Administration of prophylactic tocilizumab (Actemra) followed by step-up dosing of teclistamab-cqyv (Tecvayli) produced responses in evaluable patients with relapsed/refractory multiple myeloma, and may mitigate the incidence of cytokine release syndrome (CRS) in this population, according to data from the phase 2 OPTec trial (NCT05972135) presented during the 2024 ASCO Annual Meeting.1
Of the 11 patients enrolled, 5 had responses after 2 cycles of therapy, with 3 patients having a partial response (PR) and 2 having a very good partial response (VGPR). After 4 lines of therapy, 1 patient had a PR, and 4 had VGPRs.
The investigators hypothesized that a step-up dose in the outpatient setting could make teclistamab more accessible for those who have limited treatment options. Currently, teclistamab is the only FDA-approved B-cell maturation antigen and CD3 bispecific antibody that has a personalized weight-based dosing schedule.2
Previously reported results from the phase 2 MajesTEC-1 study (NCT04557098) evaluating 165 patients showed an overall response rate (ORR) of 63.0%, a stringent CR rate of 37.6%, a VGPR rate of 13.9%, and a PR of 3.6%.3
Additionally, CRS was notable but mainly grade 1/2.4 Tocilizumab was used to manage CRS. In MajesTEC-1, those who were given tocilizumab during their first CRS event had a 20% recurrence rate vs 62% who did not receive treatment.

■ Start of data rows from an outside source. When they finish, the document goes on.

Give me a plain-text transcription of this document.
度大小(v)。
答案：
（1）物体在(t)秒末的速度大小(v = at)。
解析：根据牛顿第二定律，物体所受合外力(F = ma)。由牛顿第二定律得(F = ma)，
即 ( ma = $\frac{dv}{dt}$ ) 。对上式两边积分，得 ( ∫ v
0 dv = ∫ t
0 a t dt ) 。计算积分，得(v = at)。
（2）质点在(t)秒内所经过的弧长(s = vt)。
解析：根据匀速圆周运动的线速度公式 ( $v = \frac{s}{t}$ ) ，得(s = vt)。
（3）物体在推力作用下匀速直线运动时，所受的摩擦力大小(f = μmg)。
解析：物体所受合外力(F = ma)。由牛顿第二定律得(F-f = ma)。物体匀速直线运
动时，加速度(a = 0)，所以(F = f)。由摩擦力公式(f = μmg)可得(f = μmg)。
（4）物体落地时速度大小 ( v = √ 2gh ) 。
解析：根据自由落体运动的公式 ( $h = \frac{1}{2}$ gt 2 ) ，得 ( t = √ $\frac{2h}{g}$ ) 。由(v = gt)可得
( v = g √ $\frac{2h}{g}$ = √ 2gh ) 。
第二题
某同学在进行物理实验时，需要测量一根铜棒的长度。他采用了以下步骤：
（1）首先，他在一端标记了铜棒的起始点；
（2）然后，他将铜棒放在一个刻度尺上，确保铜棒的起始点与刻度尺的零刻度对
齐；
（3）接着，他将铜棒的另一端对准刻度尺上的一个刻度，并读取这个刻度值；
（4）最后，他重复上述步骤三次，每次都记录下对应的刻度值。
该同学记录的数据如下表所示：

The OPTec study was set to evaluate 50 patients receiving teclistamab in patients with relapsed/refractory multiple myeloma. The initial cohort, which is presented in the findings, was intended to evaluate the pharmacokinetics and pharmacodynamic profiles as well as the effect of tocilizumab on IL-6, IL-6R, and C-reactive proteins.
In the outpatient setting, tocilizumab was given as a single 8 mg/kg intravenous dose 2 to 4 hours before step-up dose 1 with teclistamab. Additional treatment included 2 step-up doses of teclistamab that will be given at 1.5 mg/kg via weekly administration for 12 28-day cycles.

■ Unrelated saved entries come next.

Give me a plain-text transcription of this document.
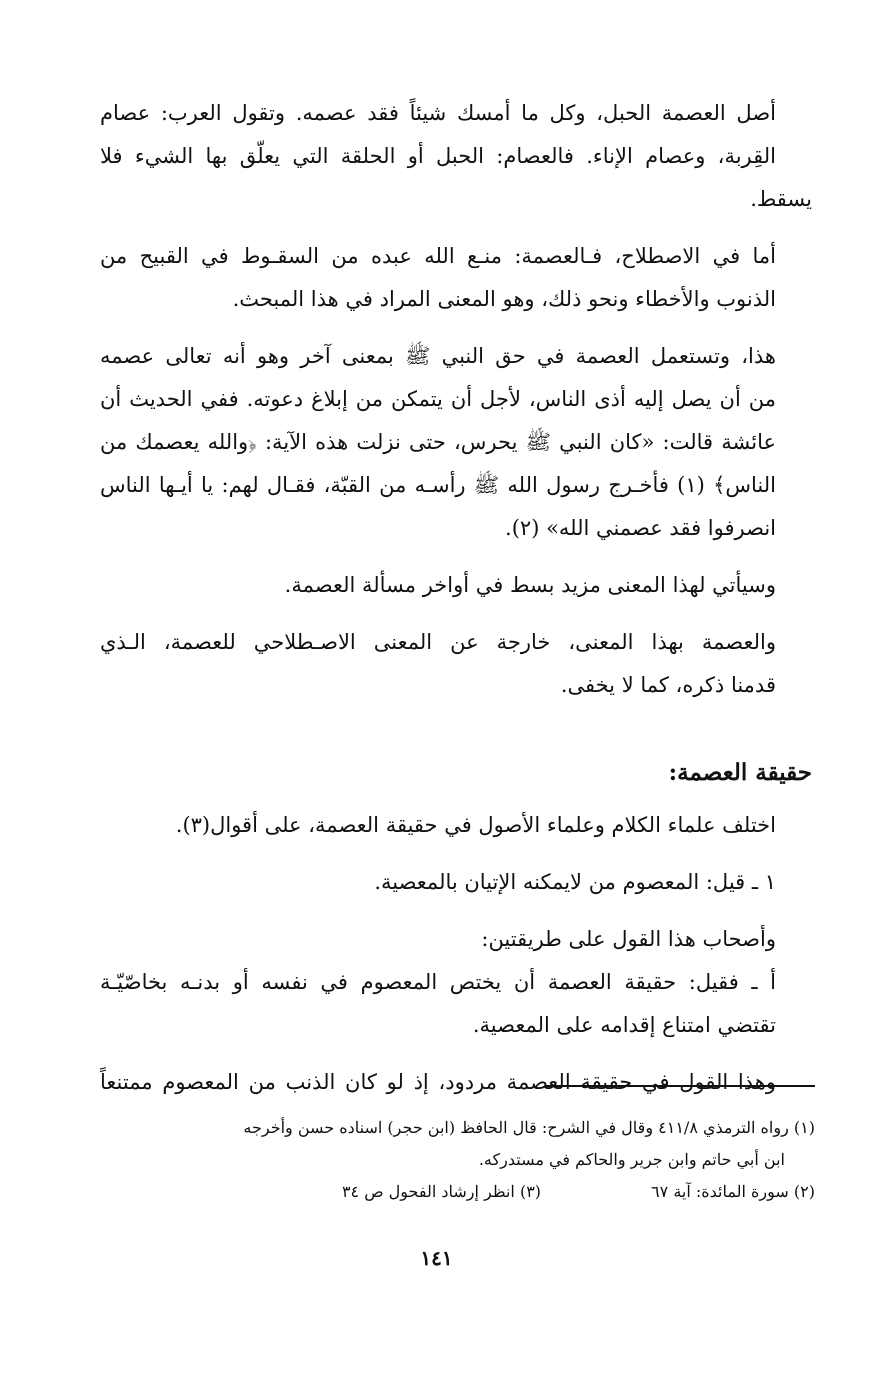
أصل العصمة الحبل، وكل ما أمسك شيئاً فقد عصمه. وتقول العرب: عصام
القِربة، وعصام الإناء. فالعصام: الحبل أو الحلقة التي يعلّق بها الشيء فلا يسقط.

أما في الاصطلاح، فـالعصمة: منـع الله عبده من السقـوط في القبيح من
الذنوب والأخطاء ونحو ذلك، وهو المعنى المراد في هذا المبحث.

هذا، وتستعمل العصمة في حق النبي ﷺ بمعنى آخر وهو أنه تعالى عصمه
من أن يصل إليه أذى الناس، لأجل أن يتمكن من إبلاغ دعوته. ففي الحديث أن
عائشة قالت: «كان النبي ﷺ يحرس، حتى نزلت هذه الآية: ﴿والله يعصمك من
الناس﴾ (١) فأخـرج رسول الله ﷺ رأسـه من القبّة، فقـال لهم: يا أيـها الناس
انصرفوا فقد عصمني الله» (٢).

وسيأتي لهذا المعنى مزيد بسط في أواخر مسألة العصمة.

والعصمة بهذا المعنى، خارجة عن المعنى الاصـطلاحي للعصمة، الـذي
قدمنا ذكره، كما لا يخفى.

حقيقة العصمة:

اختلف علماء الكلام وعلماء الأصول في حقيقة العصمة، على أقوال(٣).

١ ـ قيل: المعصوم من لايمكنه الإتيان بالمعصية.

وأصحاب هذا القول على طريقتين:

أ ـ فقيل: حقيقة العصمة أن يختص المعصوم في نفسه أو بدنـه بخاصّيّـة
تقتضي امتناع إقدامه على المعصية.

وهذا القول في حقيقة العصمة مردود، إذ لو كان الذنب من المعصوم ممتنعاً

(١) رواه الترمذي ٤١١/٨ وقال في الشرح: قال الحافظ (ابن حجر) اسناده حسن وأخرجه
ابن أبي حاتم وابن جرير والحاكم في مستدركه.
(٢) سورة المائدة: آية ٦٧
(٣) انظر إرشاد الفحول ص ٣٤
١٤١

The primary end point was the incidence of CRS in the first 2 cycles of tocilizumab prior to the step-up teclistamab dose. Secondary end points included grade 2 or higher CRS, recurrent CRS, all-grade CRS, neurotoxicity, grade 3 or higher infections, neutropenia and febrile neutropenia, and ORR.

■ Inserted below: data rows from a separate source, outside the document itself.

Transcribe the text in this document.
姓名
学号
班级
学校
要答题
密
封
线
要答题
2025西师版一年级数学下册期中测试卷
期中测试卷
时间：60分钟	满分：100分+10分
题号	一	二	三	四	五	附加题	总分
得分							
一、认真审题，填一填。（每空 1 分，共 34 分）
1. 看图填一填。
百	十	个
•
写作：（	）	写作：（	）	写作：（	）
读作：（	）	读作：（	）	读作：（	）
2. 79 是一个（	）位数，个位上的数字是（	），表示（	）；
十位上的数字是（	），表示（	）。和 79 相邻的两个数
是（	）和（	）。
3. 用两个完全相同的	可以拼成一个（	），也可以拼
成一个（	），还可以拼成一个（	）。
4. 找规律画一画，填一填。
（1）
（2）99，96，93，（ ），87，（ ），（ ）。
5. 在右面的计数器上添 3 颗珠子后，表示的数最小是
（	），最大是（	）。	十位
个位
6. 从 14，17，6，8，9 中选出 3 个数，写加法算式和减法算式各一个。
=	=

The median patient age was 70 years old, with 6 female patients and 5 male patients having been enrolled. Additionally, the median number of lines of prior therapy was 8.
Regarding safety, the first 11 patients did not meet the stopping criteria for grade 3 or higher CRS or neurotoxicity. The most common adverse effects (AEs) included headache (n = 5), nausea (n = 5), neutropenia (n = 4), and injection site reactions (n = 4). During treatment with tocilizumab or teclistamab, no patient required hospitalization. Grade 2 infection of the upper respiratory tract and urinary tract was noted in 1 patient, and 2 patients had either grade 2 candida infection or grade 2 viral upper respiratory tract infection.
Overall, 10 patients completed the step-up dosing regimen. One patient was withdrawn from the study due to a serious AE of bilateral leg weakness and pain that was unrelated to either regimen. The patient died 2 weeks later from unknown causes.
Moving forward, additional analyses are planned for 40 additional patients at 12 different sites to see if tocilizumab prior to teclistamab may mitigate CRS risk and improve outpatient accessibility. Of note, talquetamab is being added as a protocol amendment to broaden the potential of using tocilizumab with other approved bispecific antibodies.